2010: Scotland approved ten marine energy projects in the Pentland Firth which would have the potential to power a third of the country’s homes.

2011: The world’s largest online child abuse ring, with up to 70,000 followers, was smashed, police revealed.

2012: Indian cricketer Sachin Tendulkar became the first player to score 100 international centuries by compiling a ton in a one-day defeat against Bangladesh in Dhaka.

2014: Following a referendum in Crimea, 97 per cent of voters backed a proposal to join Russia.


Isabelle Huppert, actress, 62; Teresa Berganza, Spanish mezzo-soprano, 80; Bernardo Bertolucci, film director, 74; Graham Cole OBE, actor, 63; Erik Estrada, actor, 66; Jerry Lewis, film comedian, 89; Jimmy Nail, actor and singer, 61; Kate Nelligan, actress, 65; Sir Roger Norrington CBE, conductor, 81; Anne Mather Smith, Lady Smith, Senator of the College of Justice in Scotland, 60; Theo Walcott, footballer, 26; Simon Zebo, Irish rugby union player, 25.

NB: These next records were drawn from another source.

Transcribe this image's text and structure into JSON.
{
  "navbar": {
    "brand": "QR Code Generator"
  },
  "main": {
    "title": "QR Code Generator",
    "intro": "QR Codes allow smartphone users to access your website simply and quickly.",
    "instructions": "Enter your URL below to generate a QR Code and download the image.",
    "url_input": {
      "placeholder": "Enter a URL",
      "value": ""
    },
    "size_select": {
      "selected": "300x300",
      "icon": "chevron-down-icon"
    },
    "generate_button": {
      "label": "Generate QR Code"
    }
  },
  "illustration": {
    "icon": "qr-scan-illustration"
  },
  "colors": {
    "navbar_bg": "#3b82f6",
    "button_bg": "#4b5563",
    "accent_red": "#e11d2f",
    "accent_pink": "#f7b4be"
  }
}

Births: 1581 Pieter Hooft, Dutch historian and lyric poet; 1750 Caroline Herschel, astronomer; 1751 James Madison, 4th United States president; 1774 Matthew Flinders, naval officer and navigator; 1787 Georg Ohm, physicist specialising in electricity; 1823 William Henry Monk, organist and first editor of Hymns Ancient and Modern; 1839 Modest Mussorgsky, composer; 1908 Robert Rosen, film director; 1920 Leo McKern, actor; 1969 Alexander McQueen CBE, British fashion designer.

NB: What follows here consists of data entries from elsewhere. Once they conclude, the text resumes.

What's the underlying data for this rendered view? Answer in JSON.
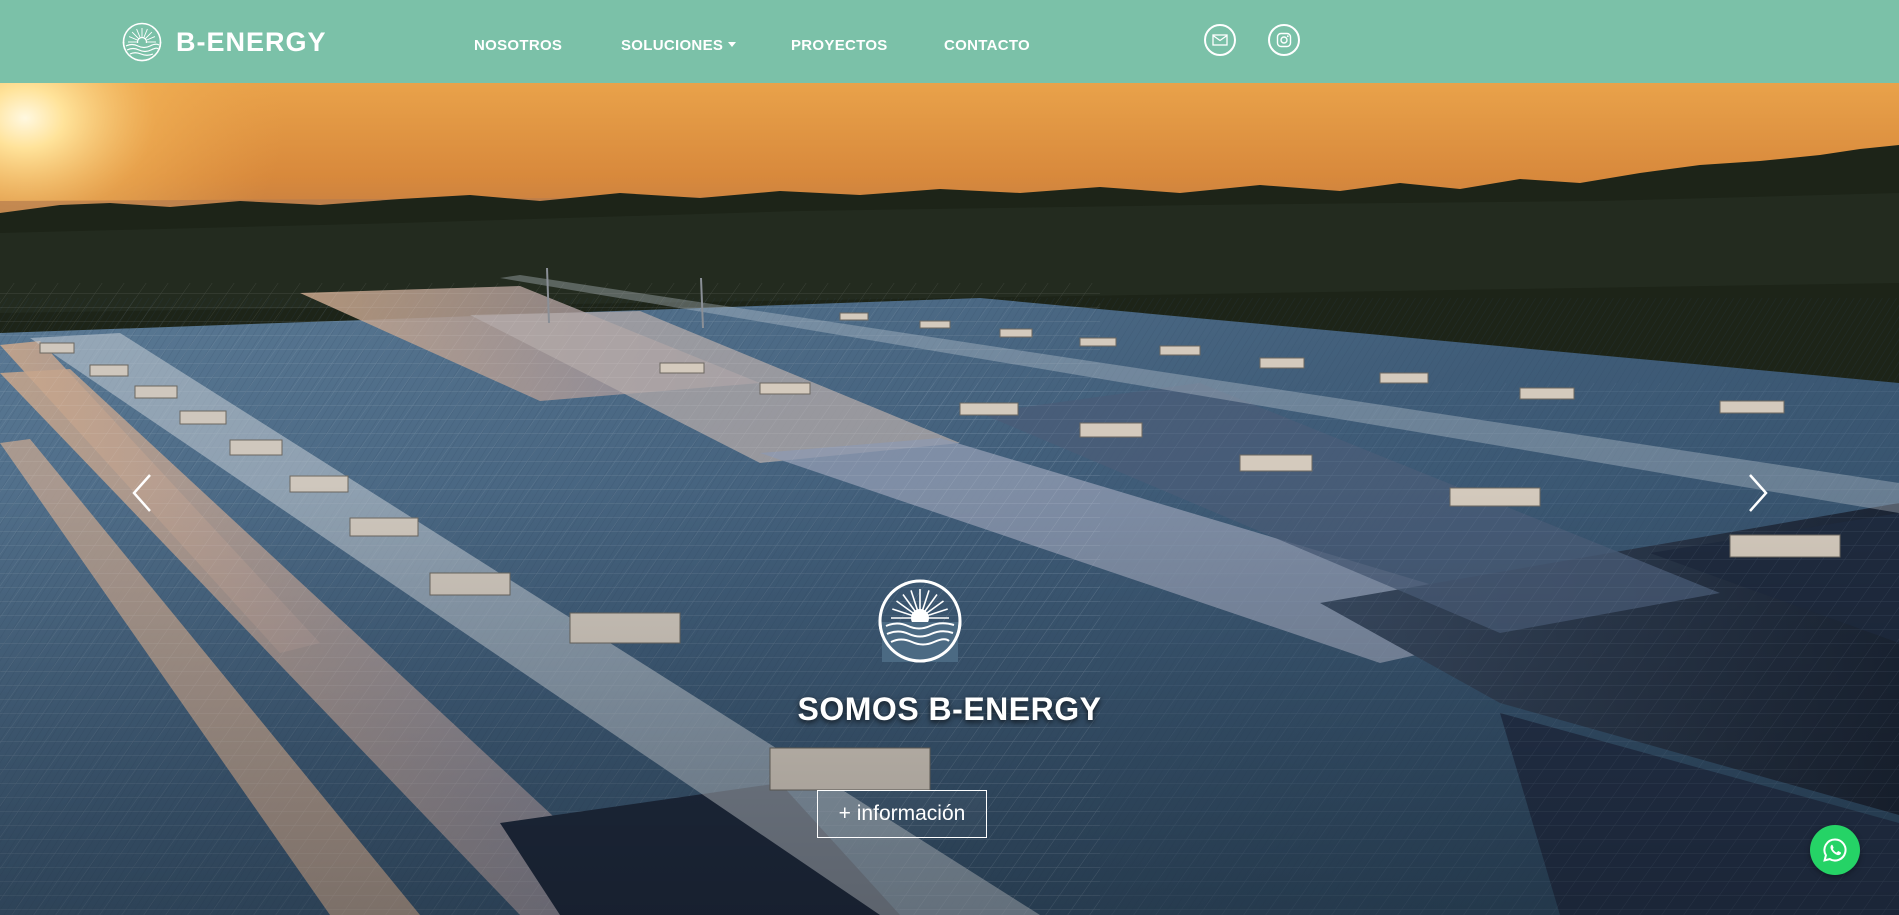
{
  "brand": {
    "name": "B-ENERGY",
    "logo_icon": "sun-waves-logo-icon"
  },
  "nav": {
    "items": [
      {
        "label": "NOSOTROS"
      },
      {
        "label": "SOLUCIONES",
        "dropdown": true
      },
      {
        "label": "PROYECTOS"
      },
      {
        "label": "CONTACTO"
      }
    ],
    "social": [
      {
        "icon": "email-icon"
      },
      {
        "icon": "instagram-icon"
      }
    ]
  },
  "hero": {
    "title": "SOMOS B-ENERGY",
    "button_label": "+ información",
    "prev_icon": "chevron-left-icon",
    "next_icon": "chevron-right-icon",
    "logo_icon": "sun-waves-logo-icon"
  },
  "whatsapp": {
    "icon": "whatsapp-icon",
    "color": "#25d366"
  },
  "colors": {
    "navbar": "#7bc1a8",
    "text": "#ffffff"
  }
}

Deaths: 455 Pope Velentinian III; 1741 Jean Baptiste Rousseau, poet; 1792 King Gustav III of Sweden (assassinated); 1878 William Banting, pioneer of slimming by diet control; 1898 Aubrey Beardsley, author and illustrator; 1935 John James Macleod, physiologist, pioneer of insulin and Nobel laureate (in Aberdeen); 1937 Sir Joseph Austen Chamberlain, Conservative statesman who negotiated the signing of the Locarno Pact; 1940 Selma Lagerlof, novelist (first woman to be awarded the Nobel Prize for literature); 1963 Lord Beveridge, social security pioneer; 1971 Thomas Dewey, Republican prematurely proclaimed victor over Harry Truman in 1948 United States presidential election.